Research in Complex Emergencies
The Population Council conducts robust, timely research in complex emergency settings around the world. Our work has focused on generating rigorous evidence for improving programs and policies in complex emergency settings such as Haiti and Niger.
We partner with leading humanitarian organizations, bringing our implementation science and mixed methods research expertise to better understand issues in settings that are affected by a combination of both natural disaster and post-conflict crises.
Assessing Community Health Systems Referral Processes and Community Health Worker Program Sustainability in Haiti
Launched in 2018, as part of the Frontline Health project, this mixed-methods study aimed to evaluate the efficacy, sustainability, and cultural compatibility of an annual volunteer-led training program for Community Health Workers in rural southeast Haiti. Conducted in partnership with the Haitian Ministry of Public Health and Population, the recommendations from the study will strengthen the potential impacts of the work of Community Health Workers in this complex emergency setting.
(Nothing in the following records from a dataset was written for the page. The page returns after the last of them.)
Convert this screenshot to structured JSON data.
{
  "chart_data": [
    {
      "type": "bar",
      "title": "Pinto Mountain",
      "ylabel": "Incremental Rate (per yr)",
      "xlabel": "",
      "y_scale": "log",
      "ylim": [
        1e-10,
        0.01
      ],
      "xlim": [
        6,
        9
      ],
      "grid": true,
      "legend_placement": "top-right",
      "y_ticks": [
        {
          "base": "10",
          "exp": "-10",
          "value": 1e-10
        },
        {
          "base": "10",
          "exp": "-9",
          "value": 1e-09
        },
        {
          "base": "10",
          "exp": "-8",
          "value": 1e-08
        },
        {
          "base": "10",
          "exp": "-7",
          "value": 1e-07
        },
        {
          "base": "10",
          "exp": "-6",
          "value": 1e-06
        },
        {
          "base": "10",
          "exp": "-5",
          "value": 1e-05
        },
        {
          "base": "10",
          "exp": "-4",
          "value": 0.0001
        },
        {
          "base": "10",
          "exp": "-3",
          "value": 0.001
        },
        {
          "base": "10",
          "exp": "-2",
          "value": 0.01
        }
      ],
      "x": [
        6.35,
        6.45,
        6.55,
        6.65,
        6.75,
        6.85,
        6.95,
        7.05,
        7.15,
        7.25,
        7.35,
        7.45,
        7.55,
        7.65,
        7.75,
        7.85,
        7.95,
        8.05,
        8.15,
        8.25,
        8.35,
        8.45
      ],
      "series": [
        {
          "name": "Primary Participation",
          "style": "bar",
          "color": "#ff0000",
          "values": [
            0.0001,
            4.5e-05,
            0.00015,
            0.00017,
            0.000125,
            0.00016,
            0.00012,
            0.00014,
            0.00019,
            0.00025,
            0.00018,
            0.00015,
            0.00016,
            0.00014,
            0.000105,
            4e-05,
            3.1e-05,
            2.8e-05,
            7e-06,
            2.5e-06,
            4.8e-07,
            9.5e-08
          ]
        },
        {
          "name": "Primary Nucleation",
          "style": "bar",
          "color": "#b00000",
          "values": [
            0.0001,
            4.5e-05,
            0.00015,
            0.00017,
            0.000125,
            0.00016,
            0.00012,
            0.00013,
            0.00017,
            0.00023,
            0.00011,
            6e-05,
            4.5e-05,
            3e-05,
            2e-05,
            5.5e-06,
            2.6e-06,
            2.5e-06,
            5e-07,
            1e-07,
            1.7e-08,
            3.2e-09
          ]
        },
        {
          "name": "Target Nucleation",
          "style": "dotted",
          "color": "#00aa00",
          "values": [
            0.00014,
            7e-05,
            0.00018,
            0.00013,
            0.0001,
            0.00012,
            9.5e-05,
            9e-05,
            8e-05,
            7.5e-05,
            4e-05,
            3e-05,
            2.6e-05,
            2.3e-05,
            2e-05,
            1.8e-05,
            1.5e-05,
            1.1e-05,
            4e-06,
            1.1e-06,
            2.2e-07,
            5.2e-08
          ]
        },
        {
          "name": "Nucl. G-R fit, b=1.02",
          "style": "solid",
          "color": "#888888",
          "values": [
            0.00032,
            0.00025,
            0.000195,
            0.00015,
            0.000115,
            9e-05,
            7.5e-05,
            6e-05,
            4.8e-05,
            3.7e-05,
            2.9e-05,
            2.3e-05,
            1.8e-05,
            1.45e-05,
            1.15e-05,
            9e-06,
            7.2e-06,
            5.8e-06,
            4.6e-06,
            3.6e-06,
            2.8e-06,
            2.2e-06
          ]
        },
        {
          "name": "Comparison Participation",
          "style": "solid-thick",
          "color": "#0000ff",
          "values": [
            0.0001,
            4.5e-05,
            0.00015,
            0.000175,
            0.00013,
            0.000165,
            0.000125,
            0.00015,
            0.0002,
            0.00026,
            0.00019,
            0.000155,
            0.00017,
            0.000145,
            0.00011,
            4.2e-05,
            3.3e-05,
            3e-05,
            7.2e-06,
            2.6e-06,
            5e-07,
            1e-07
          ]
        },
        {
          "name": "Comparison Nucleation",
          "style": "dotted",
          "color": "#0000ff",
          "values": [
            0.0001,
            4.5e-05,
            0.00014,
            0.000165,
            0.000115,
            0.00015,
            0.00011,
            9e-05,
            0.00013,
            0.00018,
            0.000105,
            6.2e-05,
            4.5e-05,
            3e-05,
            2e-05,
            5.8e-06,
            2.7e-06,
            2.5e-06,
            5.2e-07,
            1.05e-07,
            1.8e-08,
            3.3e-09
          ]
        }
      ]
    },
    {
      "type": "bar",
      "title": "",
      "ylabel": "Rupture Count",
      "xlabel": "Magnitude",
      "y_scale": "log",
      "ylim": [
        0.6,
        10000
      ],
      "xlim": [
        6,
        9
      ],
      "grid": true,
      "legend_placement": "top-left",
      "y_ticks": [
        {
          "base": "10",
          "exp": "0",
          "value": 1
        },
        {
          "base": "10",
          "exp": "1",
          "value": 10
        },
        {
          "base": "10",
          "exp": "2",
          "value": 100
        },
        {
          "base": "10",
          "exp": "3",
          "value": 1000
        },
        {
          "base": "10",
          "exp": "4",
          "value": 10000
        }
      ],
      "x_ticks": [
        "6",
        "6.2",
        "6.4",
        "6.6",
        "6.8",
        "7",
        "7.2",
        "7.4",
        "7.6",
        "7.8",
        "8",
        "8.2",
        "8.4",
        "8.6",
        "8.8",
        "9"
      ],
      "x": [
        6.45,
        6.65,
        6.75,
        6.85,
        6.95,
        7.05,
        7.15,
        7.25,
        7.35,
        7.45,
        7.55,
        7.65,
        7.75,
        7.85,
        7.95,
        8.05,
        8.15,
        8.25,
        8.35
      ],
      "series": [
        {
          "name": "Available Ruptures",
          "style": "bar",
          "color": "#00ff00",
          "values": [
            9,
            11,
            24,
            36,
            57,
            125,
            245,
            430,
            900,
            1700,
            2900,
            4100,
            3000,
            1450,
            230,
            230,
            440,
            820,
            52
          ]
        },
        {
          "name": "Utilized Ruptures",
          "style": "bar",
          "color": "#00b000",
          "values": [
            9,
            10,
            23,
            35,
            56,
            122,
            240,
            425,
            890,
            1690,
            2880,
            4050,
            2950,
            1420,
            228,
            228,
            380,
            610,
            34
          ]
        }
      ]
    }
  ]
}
Breakthrough RESEARCH Evaluation of RISE II Integrated Social and Behavior Change Activities in Niger
Through the Breakthrough RESEARCH Consortium, Council researchers utilized mixed methods research to assess successes and challenges of integrated social and behavior change (SBC) programming, including its effectiveness on priority behaviors and cost-effectiveness in a climate-stressed setting. The consortium’s evaluation activities will improve the design and implementation of SBC programming in RISE II and inform USAID’s global portfolio of integrated SBC programming.
Judith Bruce represents the Council as a founding member in the Girls in Emergencies Collaborative, which works with girls immediately after natural event disasters or in protracted conflict settings where they are at high risk. A Statement and Action Agenda was issued in 2013 that outlines the efforts of this collective to serve the needs of adolescent girls in emergencies and to emphasize the short and long run experiences mediated through child marriage.